Predicting catastrophic events by assimilating geoscientific data
Data assimilation is a highly sophisticated process for incorporating observed data into a reference model in order to make predictions. For example, you probably already use the weather predictions from such a data assimilation system to make decisions about your schedule or to plan your next vacation. Similarly in geosciences, being able to simulate the evolution of soils or rock using a model is a considerable advantage with direct applications such as the prediction of reservoir behavior, the updating of hydraulic properties or the distribution of geomechanical properties.
But what exactly is a model? A model is simply a representation of reality by a set of parameters that describe a phenomenon of interest. In addition, a model is said to be dynamic when its parameters change over time. For example, an aquifer could be represented by a simple 2-layer initial model with 2 distinct resistivity values (t0 diagram). The injection of water at the surface would subsequently make this model dynamic, while the resistivity of the medium would evolve over time with the infiltration of water into the ground as illustrated on images t1 to t4.

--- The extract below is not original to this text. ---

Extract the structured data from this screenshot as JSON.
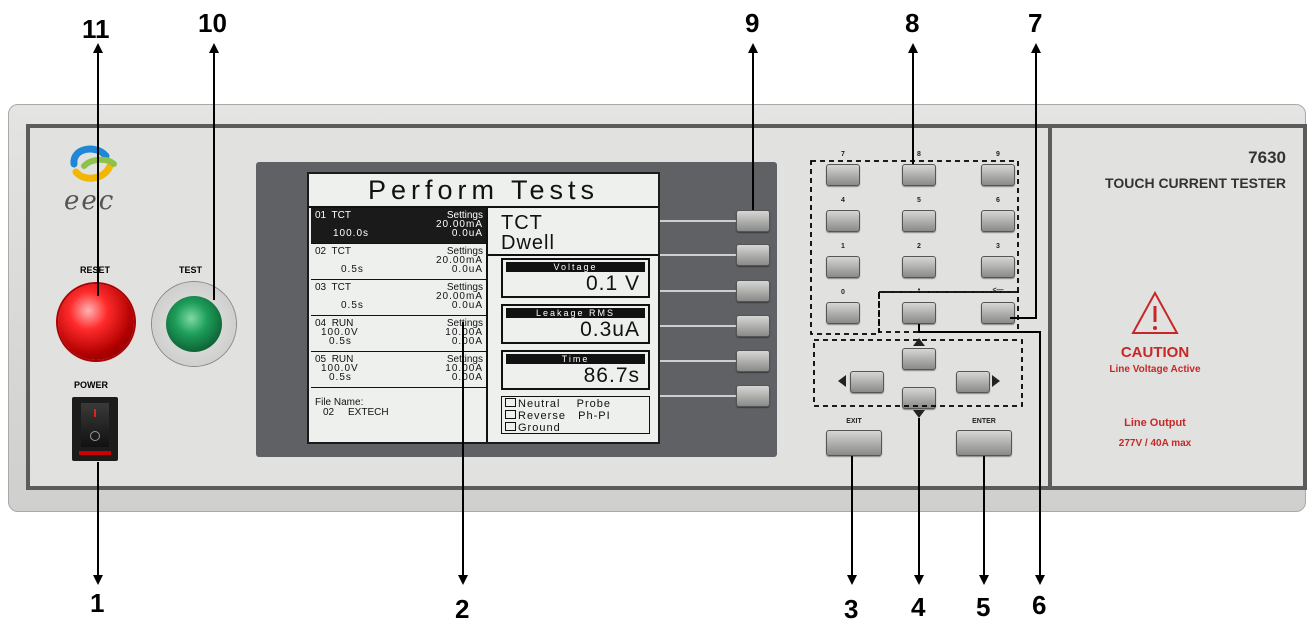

Another concrete, but more complex example of a dynamic environment is that of a mine which evolves as its mining activity progresses. The extraction of minerals involves the construction of galleries, which generates voids within the rock and modifies the properties and internal stresses of the rock mass. The return to equilibrium of the bedrock is often associated with a phenomenon called "rockburst", which corresponds to a spontaneous and violent rupture of the rock that can lead to potentially serious repercussions, such as the cessation of operations, the breakage of mining equipment or significant risks to the safety of miners. As a result, it becomes extremely important to monitor mining activity and the best way to do this is through microseismic monitoring. Although mitigation techniques related to engineering and rock mechanics are generally implemented in mines, these techniques are not perfect and unforeseen events can still occur.
As part of the microseismic studies, the seismic waves generated by normal activity in the mine and the blasting activities required for the development of galleries are recorded by the microseismic monitoring systems in place.
Using an initial medium velocity model, it is possible to identify the locations where the different seismic events were measured. As mining progresses, seismic velocities vary and the initial velocity model becomes inaccurate. The microseismic travel times measured and assimilated during the exploitation work then make it possible to gradually update the velocity model of the area of interest.
The analysis of the modifications made to the initial velocity model has a very interesting potential to predict the future behavior of the rock mass. In concrete terms, this monitoring method consists of identifying the locations where the changes in velocity occur in order to locate the hypocentres and highlight the sectors where the rock mass is under stress and where a potentially dangerous event is more likely to occur. occur. This analysis tool can therefore give mine operators an additional tool to identify areas that could contain risks to workers and equipment, before a disaster occurs.
A demonstration of microseismic monitoring is presented in the article by Dip et al. (2021) from the journal Near Surface Geophysics. In this paper, it is proposed to use the Ensemble Kalman Filter to update a 3D seismic velocity model by measuring the effect of changing rock mass stresses, which translates into velocity changes of seismic waves.
The results of this article are shown in the animation above. On this animation, the evolution of seismic velocities obtained following the update of the dynamic model is illustrated by the color scale changing from blue to red. These seismic velocities represent areas where the internal stresses of the rock mass were the highest. The location where the rockburst actually occurred is represented by the purple circle, which coincides fairly closely with the area containing the greatest concentration of velocity change in the rock mass. The event occurs at time t6 of the animation, when the model update predicted the largest speed increase, followed by stress relief. In a real situation for this case study, if the predictive model had been in place at the time of the catastrophic event, the latter could have been signaled four hours before its occurrence.
Dip, A. C., Giroux, B., & Gloaguen, E. (2021). Microseismic monitoring of rockbursts with the ensemble Kalman filter. Near Surface Geophysics, 19(4), 429-445.